The Lightning Network is a second layer solution of the Bitcoin network. In practice, it solves the scalability problems of the Bitcoin network. Unfortunately, a developer has just highlighted a flaw in the Bitcoin Lightning Network, and literally created a Circuit Breaker for it.
The Lightning Network hit by a critical flaw
The independent developer specialized in Lightning Network and Bitcoin, Joost Jager, discovered a flaw that affects one type of Lightning Network payment channel. Thus, according to his findings, it is possible to block channels “with negligible cost and no effort at all“.

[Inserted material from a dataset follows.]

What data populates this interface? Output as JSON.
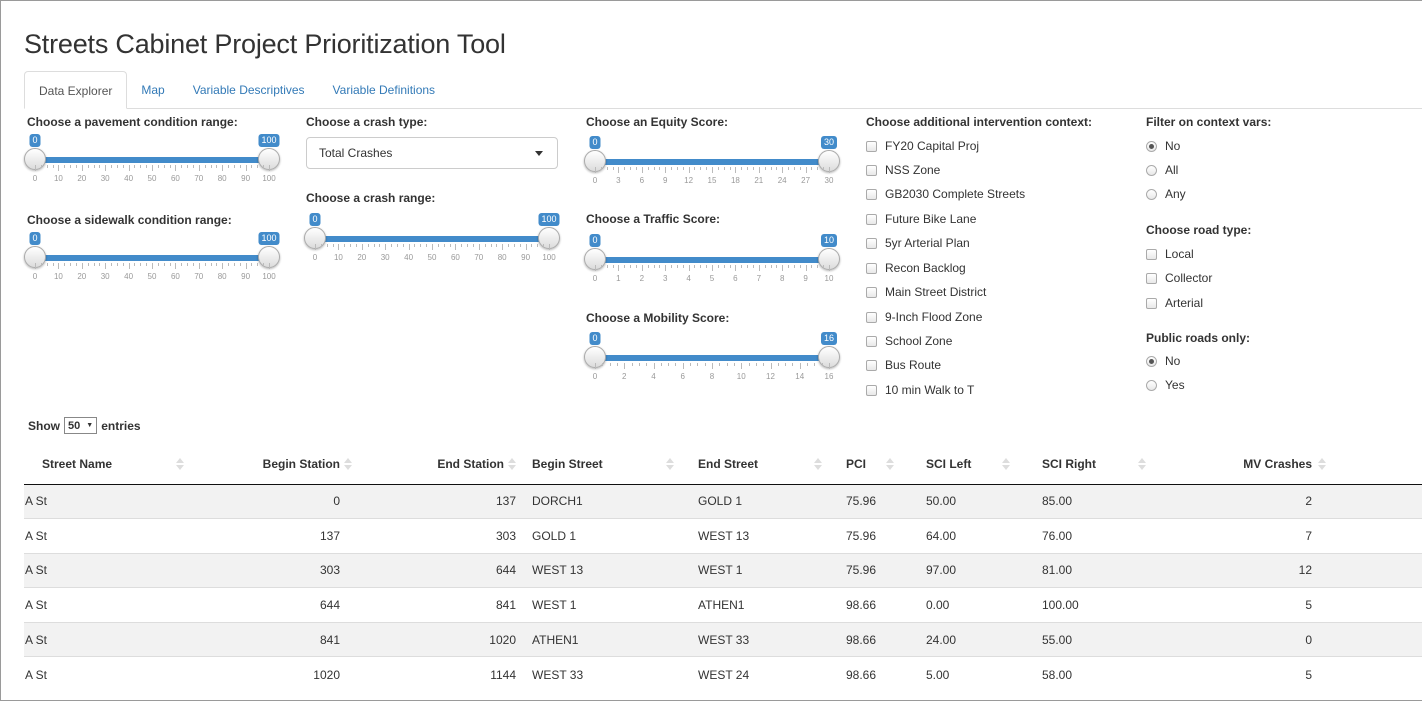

In practice, it is the “wumbo” type channels that are involved. These channels make it possible to exceed the payment limit between two parties, initially set at the equivalent of $1,760. In total, these channels allow exchanges of around 5 BTC.
Details of the flaw
According to Jager, these channels can be attacked because they can’t contain more than 483 hash time-lock contracts at the same time, regardless of its capacity. Thus, an attacker has the possibility to send 483 micropayments, which will result in paralyzing the channel for a period of two weeks.
The worst thing about this story is the simplicity with which this attack is achievable. Thus, Joost Jager has demonstrated that it is possible to achieve it using a maximum route length and add loops to reach the maximum value of Lightning.
As a result, 5.8 million satoshi would be needed to paralyze a channel.
“If the script kid is lucky, they only need to send 54 payments to get it done. A single tiny channel takes double-digit amounts of #bitcoin out of business. »
Circuit Breaker, the protection tool
Of course, Joost Jager is a developer. He didn’t just stop at finding the flaw, he took the opportunity to directly create a tool to mitigate this problem.
That’s how Circuit Breaker was born. This tool acts as a firewall for the Lightning Network. In practice, it allows nodes to protect themselves against the massive influx of transactions aimed at flooding their hash time-lock contracts.
“Therefore I started a new project called Circuit Breaker: a firewall for Lightning nodes. The primary goal is to encourage thinking about this problem, with the potential to grow into a full-fledged Lightning protection system. ” – Joost Jager
Now let’s hope that developers of Lightning Network clients integrate this tool to ensure that the loophole is never exploited.